In diesem Artikel:
Lust auf eine zweite Runde im Karussell names “Google Analytics im Recruiting”? Letztes Mal haben wir die Grundlagen von Recruitment Analytics, genauer gesagt über Google Analytics, gesprochen und auch schon die ersten Messwerte behandelt.
Heute erläutere ich, wie Du herausfindest, ob die Kandidaten von und auf Deiner Webseite gut angesprochen werden und von welcher Quelle die meisten Bewerber kommen. Zur Erinnerung, hier die gesamte Tabelle mit anonymisierten Quellen:
Wir haben ja schon über die Quellen, Nutzer und Sitzungen gesprochen. Es lohnt sich, nochmal in den alten Artikel zu schauen, falls Du Dir nicht mehr sicher bist, was diese Messwerte aussagen. Nun schauen wir uns aber mal den Rest der Tabelle an und gehen Stück für Stück die Messwerte durch.

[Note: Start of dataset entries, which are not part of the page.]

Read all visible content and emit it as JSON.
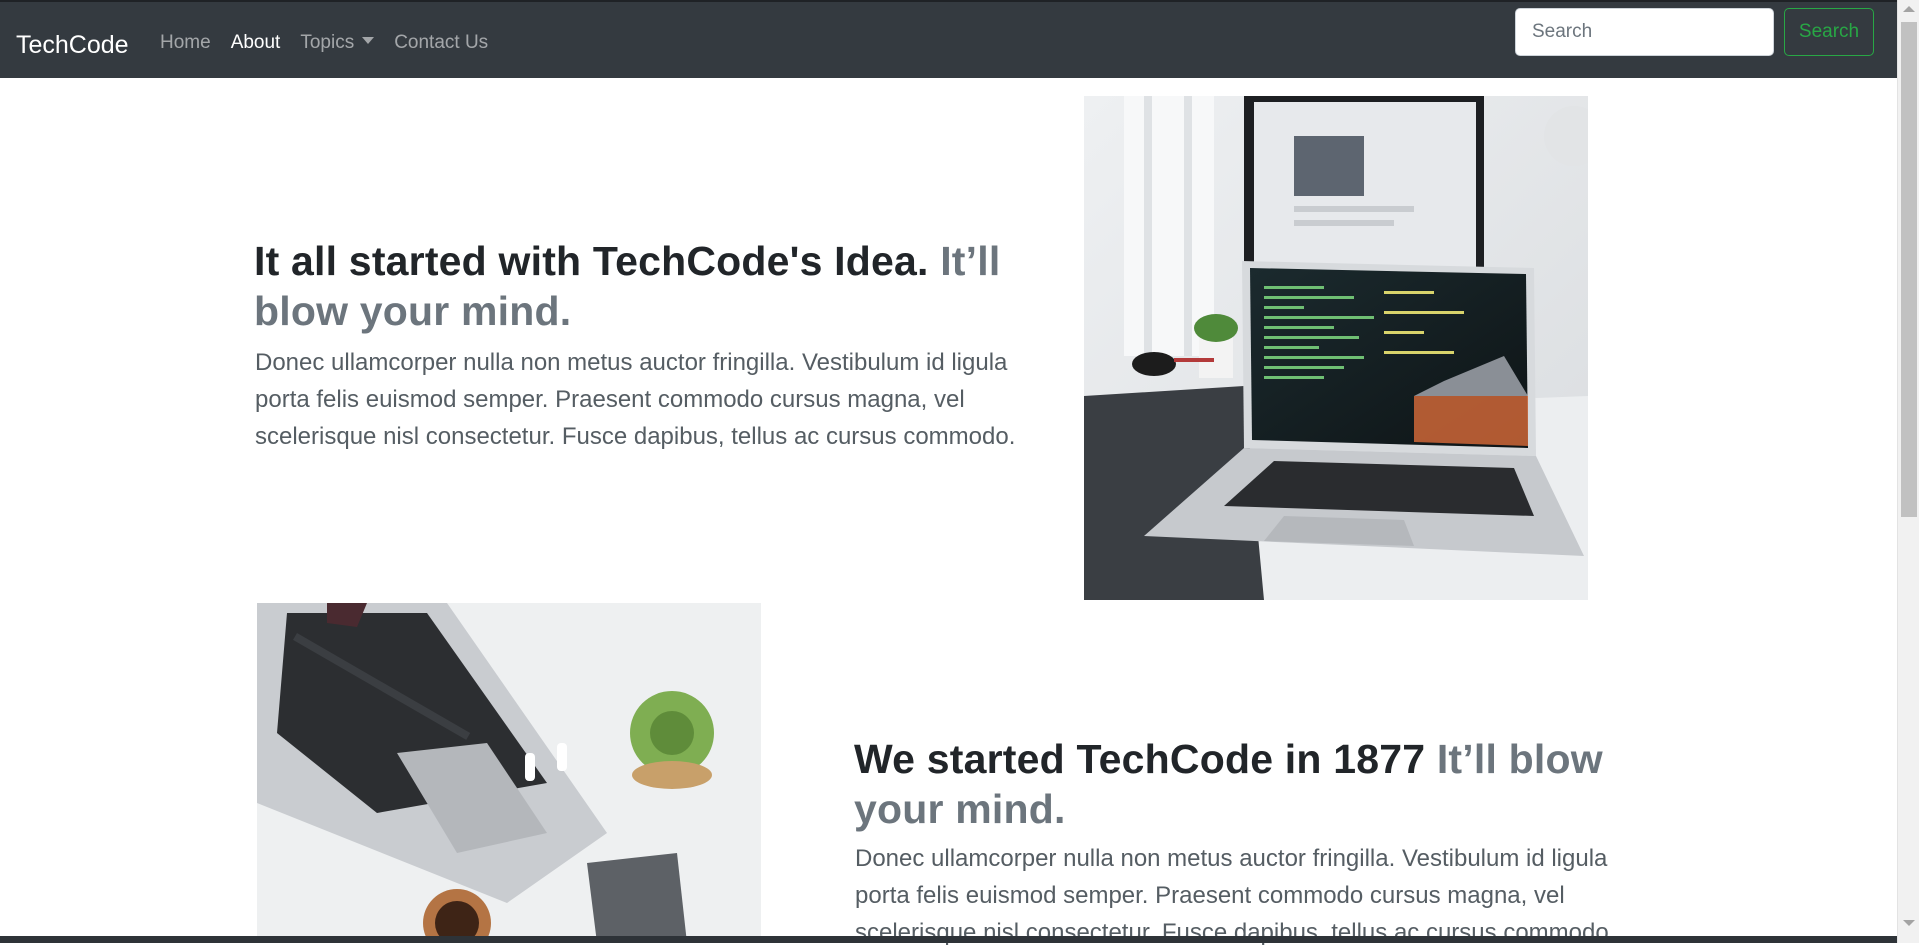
{
  "navbar": {
    "brand": "TechCode",
    "links": [
      {
        "label": "Home"
      },
      {
        "label": "About"
      },
      {
        "label": "Topics"
      },
      {
        "label": "Contact Us"
      }
    ],
    "search_placeholder": "Search",
    "search_button": "Search"
  },
  "features": [
    {
      "heading": "It all started with TechCode's Idea.",
      "heading_muted": "It’ll blow your mind.",
      "lead": "Donec ullamcorper nulla non metus auctor fringilla. Vestibulum id ligula porta felis euismod semper. Praesent commodo cursus magna, vel scelerisque nisl consectetur. Fusce dapibus, tellus ac cursus commodo."
    },
    {
      "heading": "We started TechCode in 1877",
      "heading_muted": "It’ll blow your mind.",
      "lead": "Donec ullamcorper nulla non metus auctor fringilla. Vestibulum id ligula porta felis euismod semper. Praesent commodo cursus magna, vel scelerisque nisl consectetur. Fusce dapibus, tellus ac cursus commodo."
    }
  ],
  "colors": {
    "navbar_bg": "#343a40",
    "search_accent": "#28a745",
    "muted_text": "#6c757d"
  }
}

Google Analytics im Recruiting: Absprungrate und Sitzungsdauer
Der wohl beliebteste und auch gemeinste Messwert ist die Absprungrate. Gemein ist sie deshalb, weil die Erklärung der Absprungrate im ersten Augenblick intuitiv erscheint: “Es verlassen halt Nutzer die Website. Je mehr, desto schlechter!”, denken hier viele. Für die Bewertung der Quote braucht es aber leider ein bisschen mehr Hintergrundwissen:
1. Was ist überhaupt ein Absprung?
2. Woher weiß Google Analytics, dass ein Nutzer weg ist?
Vielleicht fangen wir damit an, was Google Analytics NICHT über den Nutzer weiß: Google Analytics weiß nicht, ob jemand etwas mit der Maus markiert, ein Dropdown-Menü öffnet, ein Video startet oder auf die Mailadresse des Recruiters klickt. Google Analytics misst (standardmäßig) nur Klicks, durch die eine neue Seite geöffnet wird.
Der Nutzer kann sich also die Stellenanzeige interessiert durchlesen, Videos anschauen oder durch eine Bildergalerie klicken – das ist Google Analytics alles herzlich egal, wenn sich dabei keine neue Seite innerhalb des Browsers aufbaut.
Mit diesem Wissen im Gepäck erinnern wir uns daran, was eine Sitzung ist: Eine Sitzung beginnt, wenn der Nutzer auf Deine Website kommt und dauert standardmäßig 30 Minuten. Wenn der Nutzer nun mit Deiner Seite interagiert (wir erinnern uns daran, was Google Analytics NICHT messen kann), endet die Sitzung nach 30 Minuten. Sollte der Nutzer jedoch innerhalb der 30 Minuten mit der Seite interagieren, dann wird die Sitzung um 30 Minuten verlängert.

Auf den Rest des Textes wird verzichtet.